If we start with a foregone conclusion that topocentric is the best rectification then we have already made our conclusions before we even start to investigate.

The whole point (at least for me) isn't to necessarily demonstrate one house as superior to the other, but just to examine how truly different the house cusps are for one another, in a basic chart (ignoring potential problems in extreme latitudes etc). Will there really be that much difference? Or is it just that the apparent success is due to reformatting the entire chart to suit one particular house system due to rectifying via that house system.

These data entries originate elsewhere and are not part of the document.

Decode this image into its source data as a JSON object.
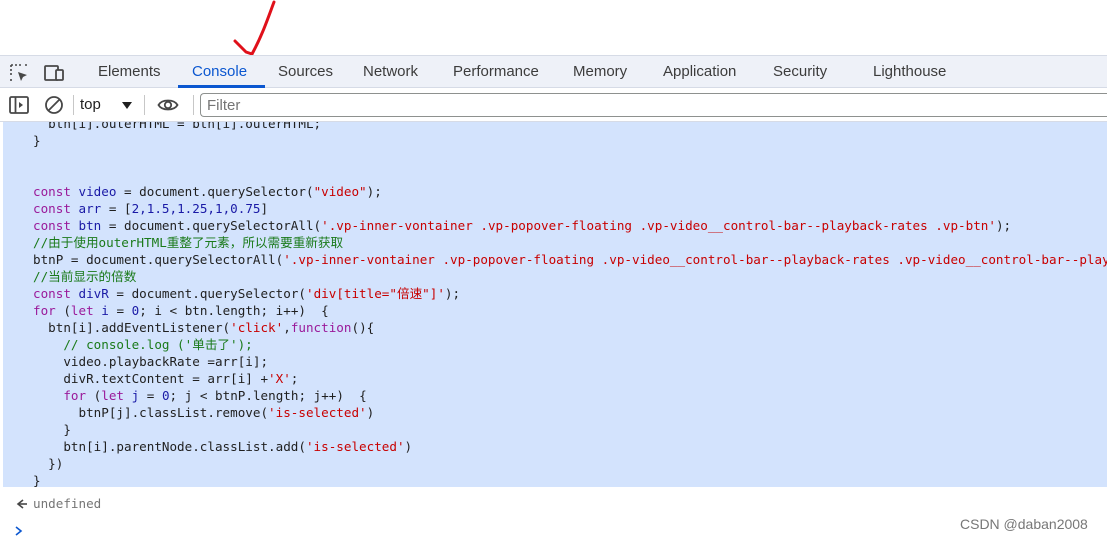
{
  "tabs": [
    {
      "label": "Elements"
    },
    {
      "label": "Console"
    },
    {
      "label": "Sources"
    },
    {
      "label": "Network"
    },
    {
      "label": "Performance"
    },
    {
      "label": "Memory"
    },
    {
      "label": "Application"
    },
    {
      "label": "Security"
    },
    {
      "label": "Lighthouse"
    }
  ],
  "active_tab": "Console",
  "toolbar": {
    "context_label": "top",
    "filter_placeholder": "Filter"
  },
  "code": {
    "lines": [
      [
        {
          "t": "  btn[i].outerHTML = btn[i].outerHTML;",
          "c": "tx"
        }
      ],
      [
        {
          "t": "}",
          "c": "tx"
        }
      ],
      [],
      [],
      [
        {
          "t": "const ",
          "c": "kw"
        },
        {
          "t": "video",
          "c": "vn"
        },
        {
          "t": " = document.querySelector(",
          "c": "tx"
        },
        {
          "t": "\"video\"",
          "c": "str"
        },
        {
          "t": ");",
          "c": "tx"
        }
      ],
      [
        {
          "t": "const ",
          "c": "kw"
        },
        {
          "t": "arr",
          "c": "vn"
        },
        {
          "t": " = [",
          "c": "tx"
        },
        {
          "t": "2,1.5,1.25,1,0.75",
          "c": "num"
        },
        {
          "t": "]",
          "c": "tx"
        }
      ],
      [
        {
          "t": "const ",
          "c": "kw"
        },
        {
          "t": "btn",
          "c": "vn"
        },
        {
          "t": " = document.querySelectorAll(",
          "c": "tx"
        },
        {
          "t": "'.vp-inner-vontainer .vp-popover-floating .vp-video__control-bar--playback-rates .vp-btn'",
          "c": "str"
        },
        {
          "t": ");",
          "c": "tx"
        }
      ],
      [
        {
          "t": "//由于使用outerHTML重整了元素，所以需要重新获取",
          "c": "cm"
        }
      ],
      [
        {
          "t": "btnP = document.querySelectorAll(",
          "c": "tx"
        },
        {
          "t": "'.vp-inner-vontainer .vp-popover-floating .vp-video__control-bar--playback-rates .vp-video__control-bar--playback-rates-item'",
          "c": "str"
        },
        {
          "t": ");",
          "c": "tx"
        }
      ],
      [
        {
          "t": "//当前显示的倍数",
          "c": "cm"
        }
      ],
      [
        {
          "t": "const ",
          "c": "kw"
        },
        {
          "t": "divR",
          "c": "vn"
        },
        {
          "t": " = document.querySelector(",
          "c": "tx"
        },
        {
          "t": "'div[title=\"倍速\"]'",
          "c": "str"
        },
        {
          "t": ");",
          "c": "tx"
        }
      ],
      [
        {
          "t": "for",
          "c": "kw"
        },
        {
          "t": " (",
          "c": "tx"
        },
        {
          "t": "let ",
          "c": "kw"
        },
        {
          "t": "i",
          "c": "vn"
        },
        {
          "t": " = ",
          "c": "tx"
        },
        {
          "t": "0",
          "c": "num"
        },
        {
          "t": "; i < btn.length; i++)  {",
          "c": "tx"
        }
      ],
      [
        {
          "t": "  btn[i].addEventListener(",
          "c": "tx"
        },
        {
          "t": "'click'",
          "c": "str"
        },
        {
          "t": ",",
          "c": "tx"
        },
        {
          "t": "function",
          "c": "kw"
        },
        {
          "t": "(){",
          "c": "tx"
        }
      ],
      [
        {
          "t": "    // console.log ('单击了');",
          "c": "cm"
        }
      ],
      [
        {
          "t": "    video.playbackRate =arr[i];",
          "c": "tx"
        }
      ],
      [
        {
          "t": "    divR.textContent = arr[i] +",
          "c": "tx"
        },
        {
          "t": "'X'",
          "c": "str"
        },
        {
          "t": ";",
          "c": "tx"
        }
      ],
      [
        {
          "t": "    ",
          "c": "tx"
        },
        {
          "t": "for",
          "c": "kw"
        },
        {
          "t": " (",
          "c": "tx"
        },
        {
          "t": "let ",
          "c": "kw"
        },
        {
          "t": "j",
          "c": "vn"
        },
        {
          "t": " = ",
          "c": "tx"
        },
        {
          "t": "0",
          "c": "num"
        },
        {
          "t": "; j < btnP.length; j++)  {",
          "c": "tx"
        }
      ],
      [
        {
          "t": "      btnP[j].classList.remove(",
          "c": "tx"
        },
        {
          "t": "'is-selected'",
          "c": "str"
        },
        {
          "t": ")",
          "c": "tx"
        }
      ],
      [
        {
          "t": "    }",
          "c": "tx"
        }
      ],
      [
        {
          "t": "    btn[i].parentNode.classList.add(",
          "c": "tx"
        },
        {
          "t": "'is-selected'",
          "c": "str"
        },
        {
          "t": ")",
          "c": "tx"
        }
      ],
      [
        {
          "t": "  })",
          "c": "tx"
        }
      ],
      [
        {
          "t": "}",
          "c": "tx"
        }
      ]
    ]
  },
  "result": {
    "text": "undefined"
  },
  "watermark": "CSDN @daban2008",
  "colors": {
    "accent": "#0b57d0",
    "selection_bg": "#d3e3fd",
    "annotation_red": "#e0101a"
  },
  "icons": {
    "annotation": "red-check-arrow",
    "inspect": "inspect-element-icon",
    "device": "device-toolbar-icon",
    "sidebar": "sidebar-toggle-icon",
    "clear": "clear-console-icon",
    "live_expression": "eye-icon"
  }
}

The point about secondary progressions is interesting but as I say I'm skeptical to what level accuracy we might expect from the secondary progressions and again the only true comparison is with a placidus rectified chart versus a topocentric rectified chart, because if the comparison is negligible the a likely conclusion we could make is that rectifying a chart using your preferred house system is responsible for apparent success with that chart, and NOT that topocentric or placidus or any specific one is superior. We might want to do further investigation once that has been established to discover anything more.

12
Atlantean wrote:Appropriate aspects occur to just minutes of arc, IF one is working with the correct birthtime. If these aspects are not there, quite simply, the birth time is WRONG.
Actually, all you can say is: "the time for which the chart is made does not fit this system of primary directions (or of domification) used with this key to convert arc into time", so you shift the time until it fits. The conclusions about the accuracy or not of the time of birth are only speculation, assumption, or belief.
we're not rectifying in order to get the house system to "work", we are rectifying to make for the smallest cumulative error in orb. Once this time is found to work in Primary Directions, then it will also work perfectly in Secondary Progressions, Progressed Sidereal Solar Returns, and Age Harmonics as well
That is "the smallest cumulative error according to the topocentric system and to naibod's arc", and presumably after comparing it with all other systems of directing and of converting arc into time and after proving statistically that other times during the day cannot yield similar or even better results. If we take only 4 systems and 4 keys (which is a simplification), we have at least 16 different possibilities of timing for each direction. If we add the zodiacl directions it becomes 32, and if the Moon is involved it becomes 64 (parallax) and 128 (lunar progression in the course of a few hours).

That is 128 possibilities for one single arc of direction involving the Moon, and this is excluding other non-standard keys and domification systems.